What are the interest rates for loans in 2023?
What is the difference between USDA direct and guaranteed?
Can you buy down interest rate on USDA loan?
How much does a USDA guaranteed loan cost?
However, USDA guaranteed loans have a guarantee fee of 1% at closing and then an annual fee of 0.35% of the loan, added to your monthly payment. You can roll the initial fee into your loan amount. The term for a USDA guaranteed loan is 30 years with a fixed rate. If you get a USDA direct loan, you can have up to 33 years to pay it back.
Does the USDA offer a direct loan?
The USDA also offers the Single Family Housing Direct loan through the Section 502 Direct Loan Program. These loans are meant to help low-income families buy, build, or fix up small homes in rural areas. The USDA, rather than private lenders, provides funding for direct loans as opposed to guaranteed loans.

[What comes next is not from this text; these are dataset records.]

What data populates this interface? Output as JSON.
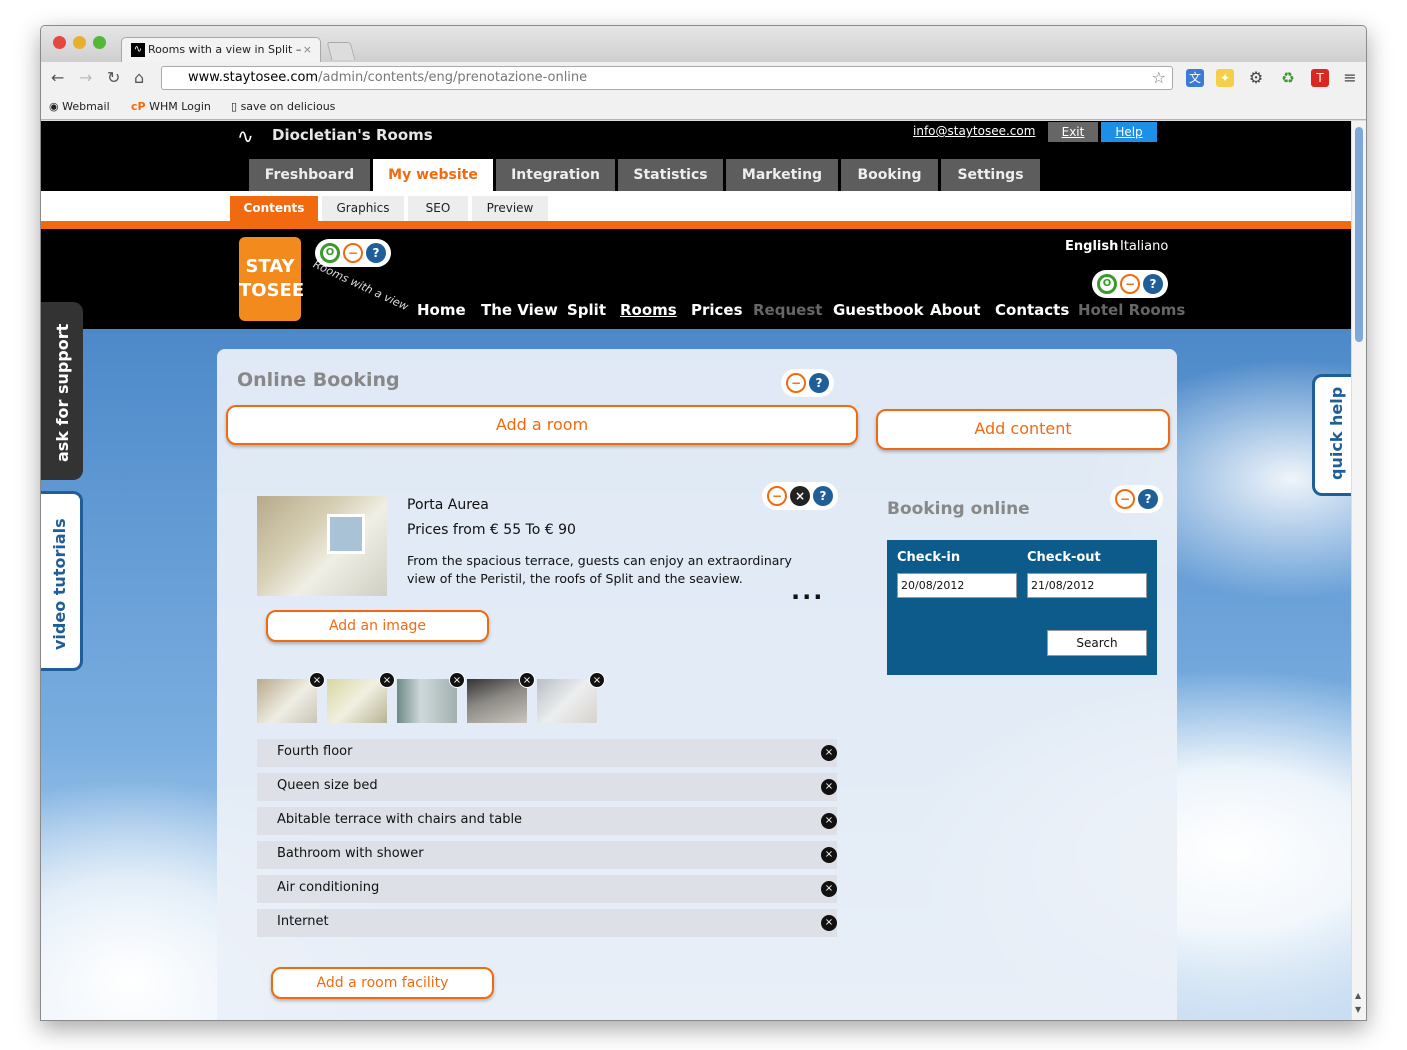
{
  "browser": {
    "tab_title": "Rooms with a view in Split –",
    "tab_close": "×",
    "url_host": "www.staytosee.com",
    "url_path": "/admin/contents/eng/prenotazione-online",
    "bookmarks": [
      "Webmail",
      "WHM Login",
      "save on delicious"
    ]
  },
  "admin": {
    "site_name": "Diocletian's Rooms",
    "email": "info@staytosee.com",
    "exit": "Exit",
    "help": "Help",
    "main_tabs": [
      "Freshboard",
      "My website",
      "Integration",
      "Statistics",
      "Marketing",
      "Booking",
      "Settings"
    ],
    "sub_tabs": [
      "Contents",
      "Graphics",
      "SEO",
      "Preview"
    ]
  },
  "site": {
    "logo_text": "STAY TOSEE",
    "tagline": "Rooms with a view",
    "languages": [
      "English",
      "Italiano"
    ],
    "nav": [
      "Home",
      "The View",
      "Split",
      "Rooms",
      "Prices",
      "Request",
      "Guestbook",
      "About",
      "Contacts",
      "Hotel Rooms"
    ]
  },
  "side": {
    "support": "ask for support",
    "videos": "video tutorials",
    "quick_help": "quick help"
  },
  "content": {
    "title": "Online Booking",
    "add_room": "Add a room",
    "add_content": "Add content",
    "room": {
      "name": "Porta Aurea",
      "price": "Prices from € 55 To € 90",
      "description": "From the spacious terrace, guests can enjoy an extraordinary view of the Peristil, the roofs of Split and the seaview.",
      "more": "..."
    },
    "add_image": "Add an image",
    "facilities": [
      "Fourth floor",
      "Queen size bed",
      "Abitable terrace with chairs and table",
      "Bathroom with shower",
      "Air conditioning",
      "Internet"
    ],
    "add_facility": "Add a room facility"
  },
  "booking": {
    "title": "Booking online",
    "checkin_label": "Check-in",
    "checkout_label": "Check-out",
    "checkin": "20/08/2012",
    "checkout": "21/08/2012",
    "search": "Search"
  },
  "icons": {
    "enable": "O",
    "remove": "−",
    "help": "?",
    "delete": "×"
  },
  "colors": {
    "accent": "#f26a10",
    "booking_box": "#0d5b8a",
    "help_blue": "#1e8fe6"
  }
}
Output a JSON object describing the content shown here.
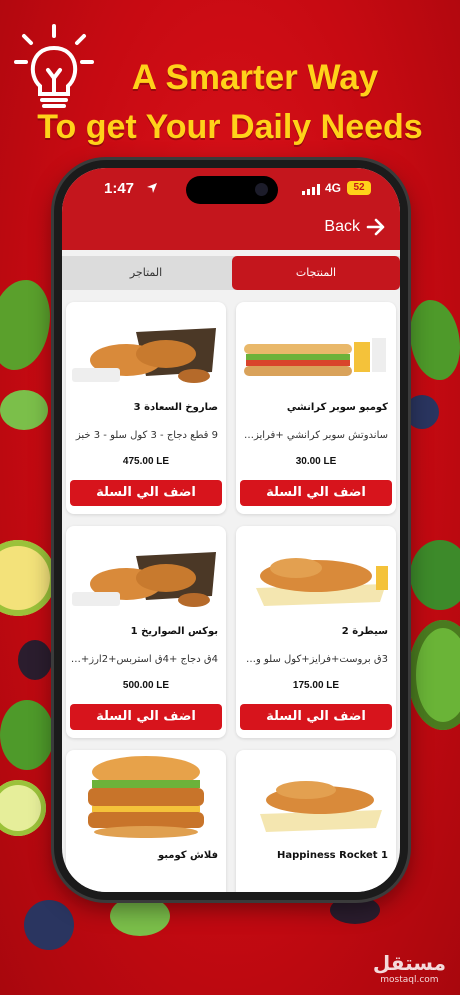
{
  "headline": {
    "line1": "A Smarter Way",
    "line2": "To get Your Daily Needs"
  },
  "status_bar": {
    "time": "1:47",
    "network": "4G",
    "battery": "52"
  },
  "header": {
    "back_label": "Back"
  },
  "tabs": {
    "products": "المنتجات",
    "stores": "المتاجر"
  },
  "products": [
    {
      "name": "كومبو سوبر كرانشي",
      "description": "ساندوتش سوبر كرانشي +فرايز+...",
      "price": "30.00 LE",
      "add_label": "اضف الي السلة"
    },
    {
      "name": "صاروخ السعادة 3",
      "description": "9 قطع دجاج - 3 كول سلو - 3 خبز",
      "price": "475.00 LE",
      "add_label": "اضف الي السلة"
    },
    {
      "name": "سيطرة 2",
      "description": "3ق بروست+فرايز+كول سلو وسط...",
      "price": "175.00 LE",
      "add_label": "اضف الي السلة"
    },
    {
      "name": "بوكس الصواريخ 1",
      "description": "4ق دجاج +4ق استربس+2ارز+2كو...",
      "price": "500.00 LE",
      "add_label": "اضف الي السلة"
    },
    {
      "name": "Happiness Rocket 1",
      "description": "",
      "price": "",
      "add_label": ""
    },
    {
      "name": "فلاش كومبو",
      "description": "",
      "price": "",
      "add_label": ""
    }
  ],
  "watermark": {
    "arabic": "مستقل",
    "latin": "mostaql.com"
  },
  "colors": {
    "brand_red": "#c4161d",
    "headline_yellow": "#ffd21a"
  }
}
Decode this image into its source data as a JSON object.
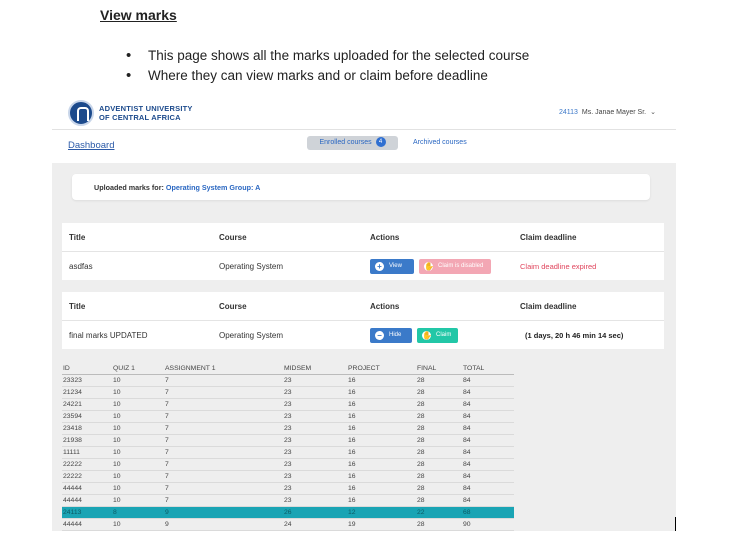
{
  "doc": {
    "heading": "View marks",
    "bullets": [
      "This page shows all the marks uploaded for the selected course",
      "Where they can view marks and or claim before deadline"
    ]
  },
  "header": {
    "logo_line1": "ADVENTIST UNIVERSITY",
    "logo_line2": "OF CENTRAL AFRICA",
    "user_id": "24113",
    "user_name": "Ms. Janae Mayer Sr.",
    "user_menu_icon": "chevron-down-icon"
  },
  "nav": {
    "dashboard_label": "Dashboard",
    "enrolled_label": "Enrolled courses",
    "enrolled_count": "4",
    "archived_label": "Archived courses"
  },
  "uploaded": {
    "label": "Uploaded marks for:",
    "course": "Operating System Group: A"
  },
  "cards": [
    {
      "headers": {
        "title": "Title",
        "course": "Course",
        "actions": "Actions",
        "deadline": "Claim deadline"
      },
      "title": "asdfas",
      "course": "Operating System",
      "primary_button": "View",
      "primary_icon": "plus-circle-icon",
      "secondary_button": "Claim is disabled",
      "secondary_icon": "hand-icon",
      "deadline_text": "Claim deadline expired"
    },
    {
      "headers": {
        "title": "Title",
        "course": "Course",
        "actions": "Actions",
        "deadline": "Claim deadline"
      },
      "title": "final marks UPDATED",
      "course": "Operating System",
      "primary_button": "Hide",
      "primary_icon": "minus-circle-icon",
      "secondary_button": "Claim",
      "secondary_icon": "hand-icon",
      "deadline_text": "(1 days, 20 h 46 min 14 sec)"
    }
  ],
  "colors": {
    "accent": "#3b7ac9",
    "danger": "#e0455d",
    "success": "#22c7a7",
    "highlight_row": "#1aa4b4"
  },
  "marks": {
    "columns": [
      "ID",
      "QUIZ 1",
      "ASSIGNMENT 1",
      "MIDSEM",
      "PROJECT",
      "FINAL",
      "TOTAL"
    ],
    "rows": [
      [
        "23323",
        "10",
        "7",
        "23",
        "16",
        "28",
        "84"
      ],
      [
        "21234",
        "10",
        "7",
        "23",
        "16",
        "28",
        "84"
      ],
      [
        "24221",
        "10",
        "7",
        "23",
        "16",
        "28",
        "84"
      ],
      [
        "23594",
        "10",
        "7",
        "23",
        "16",
        "28",
        "84"
      ],
      [
        "23418",
        "10",
        "7",
        "23",
        "16",
        "28",
        "84"
      ],
      [
        "21938",
        "10",
        "7",
        "23",
        "16",
        "28",
        "84"
      ],
      [
        "11111",
        "10",
        "7",
        "23",
        "16",
        "28",
        "84"
      ],
      [
        "22222",
        "10",
        "7",
        "23",
        "16",
        "28",
        "84"
      ],
      [
        "22222",
        "10",
        "7",
        "23",
        "16",
        "28",
        "84"
      ],
      [
        "44444",
        "10",
        "7",
        "23",
        "16",
        "28",
        "84"
      ],
      [
        "44444",
        "10",
        "7",
        "23",
        "16",
        "28",
        "84"
      ],
      [
        "24113",
        "8",
        "9",
        "26",
        "12",
        "22",
        "68"
      ],
      [
        "44444",
        "10",
        "9",
        "24",
        "19",
        "28",
        "90"
      ]
    ],
    "highlight_index": 11
  }
}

When do USDA loan interest rates start in 2023?
WASHINGTON, Dec. 1, 2023 – The U.S. Department of Agriculture (USDA) announced loan interest rates for December 2023, which are effective Dec. 1, 2023.
What is a USDA farm Service Agency (FSA) loan?
USDA’s Farm Service Agency (FSA) loans provide important access to capital to help agricultural producers start or expand their farming operation, purchase equipment and storage structures or meet cash flow needs.